In the run-up to the UN climate change conference in December 09, an advertising industry initiative, ‘Hopenhagen’, was supported by Coca-Cola, DuPont and BMW, among others. Clearly, some organisations do not grasp the concept of irony. Nevertheless, more than six million people from around the world signed up. Hamilton wonders when such well-meaning individuals will begin to think ‘I have been doing the right thing for years, but the news about global warming just keeps getting worse.’ In other words, when will the dreadful reality hit home?

Another event took place in the run-up to Copenhagen, an academic conference held in September 09 at the University of Oxford. Hamilton reports in depth from this gathering, which was titled 4 degrees and beyond: implications of a global climate change of 4+ degrees for people, ecosystems, and the earth-system (some online media coverage is collected here). As we know, “three months later in the Danish capital those in command of the facts were drowned out by industry lobbyists and ignored by timorous politicians” (p.208).

So this is the dreadful reality we have to somehow try to accept – global warming of 4 degrees Celsius, or more over the next century: sea level rises, flooding, famine, mass human migration, deforestation and other habitat loss, and massive species loss.

Most people naturally have a rosy view of the future but the inheritance we bequeath to our young people is far from rosy; it is harsh and unpredictable. Hamilton characterises it as the end of progress.
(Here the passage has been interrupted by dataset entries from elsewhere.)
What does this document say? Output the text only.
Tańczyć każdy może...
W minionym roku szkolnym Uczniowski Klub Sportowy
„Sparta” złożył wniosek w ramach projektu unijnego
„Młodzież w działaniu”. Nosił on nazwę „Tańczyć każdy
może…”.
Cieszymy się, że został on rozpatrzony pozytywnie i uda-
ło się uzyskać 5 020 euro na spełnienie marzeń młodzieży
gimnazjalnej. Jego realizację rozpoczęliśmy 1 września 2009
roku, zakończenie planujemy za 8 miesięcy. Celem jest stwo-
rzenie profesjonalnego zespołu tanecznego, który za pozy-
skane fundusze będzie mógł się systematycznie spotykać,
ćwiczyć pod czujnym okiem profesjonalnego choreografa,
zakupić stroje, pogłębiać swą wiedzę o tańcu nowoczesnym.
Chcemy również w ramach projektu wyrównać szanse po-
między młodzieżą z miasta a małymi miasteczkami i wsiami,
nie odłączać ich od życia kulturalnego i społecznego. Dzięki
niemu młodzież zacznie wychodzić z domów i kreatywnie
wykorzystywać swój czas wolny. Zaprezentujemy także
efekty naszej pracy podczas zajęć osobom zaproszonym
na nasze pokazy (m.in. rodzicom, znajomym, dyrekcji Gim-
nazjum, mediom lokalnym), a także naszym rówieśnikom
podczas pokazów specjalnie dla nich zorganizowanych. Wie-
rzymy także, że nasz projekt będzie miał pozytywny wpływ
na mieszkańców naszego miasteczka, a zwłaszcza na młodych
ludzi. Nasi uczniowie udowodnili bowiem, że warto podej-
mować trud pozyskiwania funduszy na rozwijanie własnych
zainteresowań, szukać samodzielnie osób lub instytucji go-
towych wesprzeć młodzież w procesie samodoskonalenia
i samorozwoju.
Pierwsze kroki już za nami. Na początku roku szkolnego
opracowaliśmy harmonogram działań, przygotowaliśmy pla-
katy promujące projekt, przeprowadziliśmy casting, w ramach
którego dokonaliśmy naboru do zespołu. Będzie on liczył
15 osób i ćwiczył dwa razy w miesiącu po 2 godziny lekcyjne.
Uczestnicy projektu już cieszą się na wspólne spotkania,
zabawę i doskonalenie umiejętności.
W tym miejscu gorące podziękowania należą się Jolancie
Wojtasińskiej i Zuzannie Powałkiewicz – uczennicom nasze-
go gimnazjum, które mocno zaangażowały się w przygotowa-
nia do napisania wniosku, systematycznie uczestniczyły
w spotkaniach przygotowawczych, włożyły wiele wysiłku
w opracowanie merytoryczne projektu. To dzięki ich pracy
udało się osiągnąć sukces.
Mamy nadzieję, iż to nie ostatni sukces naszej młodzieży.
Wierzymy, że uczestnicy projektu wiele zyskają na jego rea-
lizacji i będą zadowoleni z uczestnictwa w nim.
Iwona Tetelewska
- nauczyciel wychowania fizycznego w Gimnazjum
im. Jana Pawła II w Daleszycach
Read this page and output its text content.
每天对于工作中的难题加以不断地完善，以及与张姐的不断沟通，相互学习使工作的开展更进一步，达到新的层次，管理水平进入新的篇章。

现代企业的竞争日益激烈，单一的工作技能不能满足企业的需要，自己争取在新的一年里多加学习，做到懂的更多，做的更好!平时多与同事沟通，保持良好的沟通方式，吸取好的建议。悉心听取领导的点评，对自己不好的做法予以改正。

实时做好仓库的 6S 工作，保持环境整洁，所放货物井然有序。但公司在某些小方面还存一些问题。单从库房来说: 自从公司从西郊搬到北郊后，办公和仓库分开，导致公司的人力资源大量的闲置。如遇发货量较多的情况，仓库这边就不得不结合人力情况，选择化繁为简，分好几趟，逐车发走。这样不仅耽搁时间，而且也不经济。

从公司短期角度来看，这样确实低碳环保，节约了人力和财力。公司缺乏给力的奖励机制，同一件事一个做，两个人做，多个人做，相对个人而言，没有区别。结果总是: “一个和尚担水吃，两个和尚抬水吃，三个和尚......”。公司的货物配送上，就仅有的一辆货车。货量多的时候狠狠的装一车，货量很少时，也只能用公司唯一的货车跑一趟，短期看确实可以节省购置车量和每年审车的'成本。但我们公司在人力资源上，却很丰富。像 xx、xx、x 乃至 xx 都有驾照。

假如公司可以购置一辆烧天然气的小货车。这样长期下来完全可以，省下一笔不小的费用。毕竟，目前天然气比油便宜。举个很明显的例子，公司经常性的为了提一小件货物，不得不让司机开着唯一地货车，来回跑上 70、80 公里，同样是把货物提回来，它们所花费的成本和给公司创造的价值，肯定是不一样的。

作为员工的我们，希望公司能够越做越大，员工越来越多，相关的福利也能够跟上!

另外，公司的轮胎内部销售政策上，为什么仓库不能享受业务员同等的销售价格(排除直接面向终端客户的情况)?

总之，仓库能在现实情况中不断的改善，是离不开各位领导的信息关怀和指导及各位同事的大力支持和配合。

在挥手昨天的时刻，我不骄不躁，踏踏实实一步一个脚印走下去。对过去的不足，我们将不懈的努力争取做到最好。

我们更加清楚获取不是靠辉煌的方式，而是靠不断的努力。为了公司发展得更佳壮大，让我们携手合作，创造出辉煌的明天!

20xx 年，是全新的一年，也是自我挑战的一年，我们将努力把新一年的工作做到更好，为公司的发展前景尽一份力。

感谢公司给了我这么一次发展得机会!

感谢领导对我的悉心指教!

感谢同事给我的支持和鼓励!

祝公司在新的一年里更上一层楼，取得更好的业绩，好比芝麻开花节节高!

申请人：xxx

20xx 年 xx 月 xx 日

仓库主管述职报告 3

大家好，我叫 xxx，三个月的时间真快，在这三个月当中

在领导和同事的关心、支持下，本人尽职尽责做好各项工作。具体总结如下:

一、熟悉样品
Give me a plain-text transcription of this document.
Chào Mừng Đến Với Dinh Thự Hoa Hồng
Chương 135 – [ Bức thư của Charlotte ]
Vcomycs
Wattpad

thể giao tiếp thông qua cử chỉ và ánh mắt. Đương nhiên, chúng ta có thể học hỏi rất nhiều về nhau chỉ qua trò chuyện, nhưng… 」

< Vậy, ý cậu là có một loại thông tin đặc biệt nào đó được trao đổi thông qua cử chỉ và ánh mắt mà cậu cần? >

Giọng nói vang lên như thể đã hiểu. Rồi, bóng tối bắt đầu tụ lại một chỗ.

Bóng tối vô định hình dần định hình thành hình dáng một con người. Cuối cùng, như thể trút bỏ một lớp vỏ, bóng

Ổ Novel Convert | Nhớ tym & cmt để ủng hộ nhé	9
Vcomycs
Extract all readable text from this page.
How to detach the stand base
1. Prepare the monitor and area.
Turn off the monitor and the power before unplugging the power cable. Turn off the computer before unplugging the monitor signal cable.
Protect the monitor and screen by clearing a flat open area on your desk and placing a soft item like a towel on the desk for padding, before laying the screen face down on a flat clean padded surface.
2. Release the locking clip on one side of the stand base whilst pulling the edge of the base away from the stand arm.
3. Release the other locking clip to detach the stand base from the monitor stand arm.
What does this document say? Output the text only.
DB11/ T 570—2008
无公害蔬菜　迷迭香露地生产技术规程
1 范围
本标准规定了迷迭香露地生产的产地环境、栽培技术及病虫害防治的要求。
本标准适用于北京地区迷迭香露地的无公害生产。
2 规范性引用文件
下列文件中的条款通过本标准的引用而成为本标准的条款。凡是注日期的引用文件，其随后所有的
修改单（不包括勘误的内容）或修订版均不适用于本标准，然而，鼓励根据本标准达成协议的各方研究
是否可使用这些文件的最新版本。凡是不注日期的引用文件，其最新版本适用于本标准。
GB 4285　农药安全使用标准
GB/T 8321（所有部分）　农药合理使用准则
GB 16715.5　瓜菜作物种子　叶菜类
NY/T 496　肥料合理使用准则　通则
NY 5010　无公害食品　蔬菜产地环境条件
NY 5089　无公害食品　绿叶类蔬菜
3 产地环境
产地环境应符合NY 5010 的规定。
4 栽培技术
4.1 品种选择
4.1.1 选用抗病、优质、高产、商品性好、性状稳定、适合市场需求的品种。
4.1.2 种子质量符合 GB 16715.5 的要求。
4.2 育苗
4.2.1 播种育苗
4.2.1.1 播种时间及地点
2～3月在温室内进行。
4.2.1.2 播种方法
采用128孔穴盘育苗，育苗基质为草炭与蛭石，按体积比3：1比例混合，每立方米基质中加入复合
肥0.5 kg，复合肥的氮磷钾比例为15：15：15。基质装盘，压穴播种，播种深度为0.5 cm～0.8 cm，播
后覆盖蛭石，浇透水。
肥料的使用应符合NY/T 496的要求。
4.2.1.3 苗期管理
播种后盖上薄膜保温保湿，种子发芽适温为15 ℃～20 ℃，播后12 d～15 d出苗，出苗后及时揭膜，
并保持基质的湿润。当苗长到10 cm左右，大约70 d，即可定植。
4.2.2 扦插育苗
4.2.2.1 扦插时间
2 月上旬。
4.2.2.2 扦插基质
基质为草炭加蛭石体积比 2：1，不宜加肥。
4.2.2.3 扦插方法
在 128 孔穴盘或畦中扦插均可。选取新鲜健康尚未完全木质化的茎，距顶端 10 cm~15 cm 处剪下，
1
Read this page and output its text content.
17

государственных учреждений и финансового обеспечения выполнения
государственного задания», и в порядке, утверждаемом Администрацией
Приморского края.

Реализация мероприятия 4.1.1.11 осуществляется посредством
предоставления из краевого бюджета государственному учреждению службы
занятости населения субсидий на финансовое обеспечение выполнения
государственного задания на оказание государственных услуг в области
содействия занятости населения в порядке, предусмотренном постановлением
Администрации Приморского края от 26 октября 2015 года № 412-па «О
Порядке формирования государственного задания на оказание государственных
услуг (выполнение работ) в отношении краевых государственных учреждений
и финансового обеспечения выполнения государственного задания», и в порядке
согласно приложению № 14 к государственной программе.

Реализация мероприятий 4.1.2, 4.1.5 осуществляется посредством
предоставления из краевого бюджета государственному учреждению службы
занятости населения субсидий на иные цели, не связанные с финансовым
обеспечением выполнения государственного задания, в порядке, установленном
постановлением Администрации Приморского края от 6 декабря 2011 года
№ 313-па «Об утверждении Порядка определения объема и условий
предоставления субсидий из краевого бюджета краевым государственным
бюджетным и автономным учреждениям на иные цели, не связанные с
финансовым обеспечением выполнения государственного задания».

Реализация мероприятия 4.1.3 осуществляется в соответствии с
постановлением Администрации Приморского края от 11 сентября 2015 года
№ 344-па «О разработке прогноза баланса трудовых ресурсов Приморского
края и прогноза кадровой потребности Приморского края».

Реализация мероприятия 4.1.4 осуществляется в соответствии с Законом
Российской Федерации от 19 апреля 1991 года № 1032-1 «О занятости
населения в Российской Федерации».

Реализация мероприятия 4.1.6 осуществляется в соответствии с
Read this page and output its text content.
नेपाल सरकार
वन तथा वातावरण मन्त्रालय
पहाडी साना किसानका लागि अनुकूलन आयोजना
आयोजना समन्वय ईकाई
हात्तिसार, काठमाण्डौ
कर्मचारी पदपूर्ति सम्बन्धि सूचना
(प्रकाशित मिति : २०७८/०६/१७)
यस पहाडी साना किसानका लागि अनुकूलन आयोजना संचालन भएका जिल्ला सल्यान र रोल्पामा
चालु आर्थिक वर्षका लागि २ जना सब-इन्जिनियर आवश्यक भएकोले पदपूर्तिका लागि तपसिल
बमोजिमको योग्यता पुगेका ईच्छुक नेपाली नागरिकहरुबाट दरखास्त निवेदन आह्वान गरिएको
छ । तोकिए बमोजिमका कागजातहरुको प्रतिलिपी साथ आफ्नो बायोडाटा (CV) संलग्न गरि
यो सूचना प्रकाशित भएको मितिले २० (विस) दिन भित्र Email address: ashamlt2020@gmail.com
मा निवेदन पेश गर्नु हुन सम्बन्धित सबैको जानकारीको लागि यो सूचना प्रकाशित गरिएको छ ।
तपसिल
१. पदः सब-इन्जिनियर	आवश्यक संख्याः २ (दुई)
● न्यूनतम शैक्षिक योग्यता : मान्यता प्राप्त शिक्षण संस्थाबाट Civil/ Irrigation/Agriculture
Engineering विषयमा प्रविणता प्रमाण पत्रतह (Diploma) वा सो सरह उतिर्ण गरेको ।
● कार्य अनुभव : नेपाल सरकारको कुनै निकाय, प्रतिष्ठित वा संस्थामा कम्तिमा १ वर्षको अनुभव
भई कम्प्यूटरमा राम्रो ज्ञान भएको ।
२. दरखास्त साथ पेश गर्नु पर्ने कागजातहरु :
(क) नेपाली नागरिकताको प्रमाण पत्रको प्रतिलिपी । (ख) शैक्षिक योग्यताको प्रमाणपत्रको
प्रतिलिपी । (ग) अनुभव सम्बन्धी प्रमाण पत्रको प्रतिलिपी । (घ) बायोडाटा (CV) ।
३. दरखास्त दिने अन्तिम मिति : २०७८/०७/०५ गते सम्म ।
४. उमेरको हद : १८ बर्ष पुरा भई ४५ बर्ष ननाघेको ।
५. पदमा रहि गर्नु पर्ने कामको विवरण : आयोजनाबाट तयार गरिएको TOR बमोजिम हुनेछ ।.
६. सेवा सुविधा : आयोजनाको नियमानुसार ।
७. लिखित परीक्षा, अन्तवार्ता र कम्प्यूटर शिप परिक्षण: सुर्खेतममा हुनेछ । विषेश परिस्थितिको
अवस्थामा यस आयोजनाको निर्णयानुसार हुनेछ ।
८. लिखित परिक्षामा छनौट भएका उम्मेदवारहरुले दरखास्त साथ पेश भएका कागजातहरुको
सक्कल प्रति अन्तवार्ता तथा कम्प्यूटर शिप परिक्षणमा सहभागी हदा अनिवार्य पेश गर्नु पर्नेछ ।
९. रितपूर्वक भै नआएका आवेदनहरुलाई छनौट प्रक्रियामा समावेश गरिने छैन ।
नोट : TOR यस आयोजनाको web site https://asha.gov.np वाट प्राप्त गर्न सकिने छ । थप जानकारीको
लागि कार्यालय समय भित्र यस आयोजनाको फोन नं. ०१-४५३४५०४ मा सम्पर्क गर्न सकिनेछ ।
The normal human response to accepting this future can only be despair.

Painful though it is to do so, we come to terms with grief and loss. We mourn, we feel periods of shock and anger; slowly, we adjust. Adjustments may be unhealthy – denial, as we have seen, or apathy or nihilism. A healthy adjustment involves accepting the loss, making it part of who we are and what we will become. As Hamilton puts it in the title of his final chapter, it means “reconstructing a future.”

It was noted on well sharp a while ago that markets and states have failed on climate change. In order to address the political aspects of this failure, Hamilton encourages us to act decisively:

In such times we have moral obligations other than obedience to the law. We feel we owe obedience to a higher law even though we have to accept the consequences of disobeying the ones in the statute books. It is for this reason that those who engage in civil disobedience are usually the most law-abiding citizens – those who have most regard for the social interest and the keenest understanding of the democratic process.

With runaway climate change now jeopardising the stable, prosperous and civilised community that our laws are designed to protect, the time has come for us to ask whether our obligations to our fellow humans and the wider natural world entitle us to break laws that protect those who continue to pollute the atmosphere in a way that threatens our survival. (pp. 225-226)


Clive Hamilton (2010) Requiem for a species: why we resist the truth about climate change. Crows Nest, NSW, Australia: Allen & Unwin.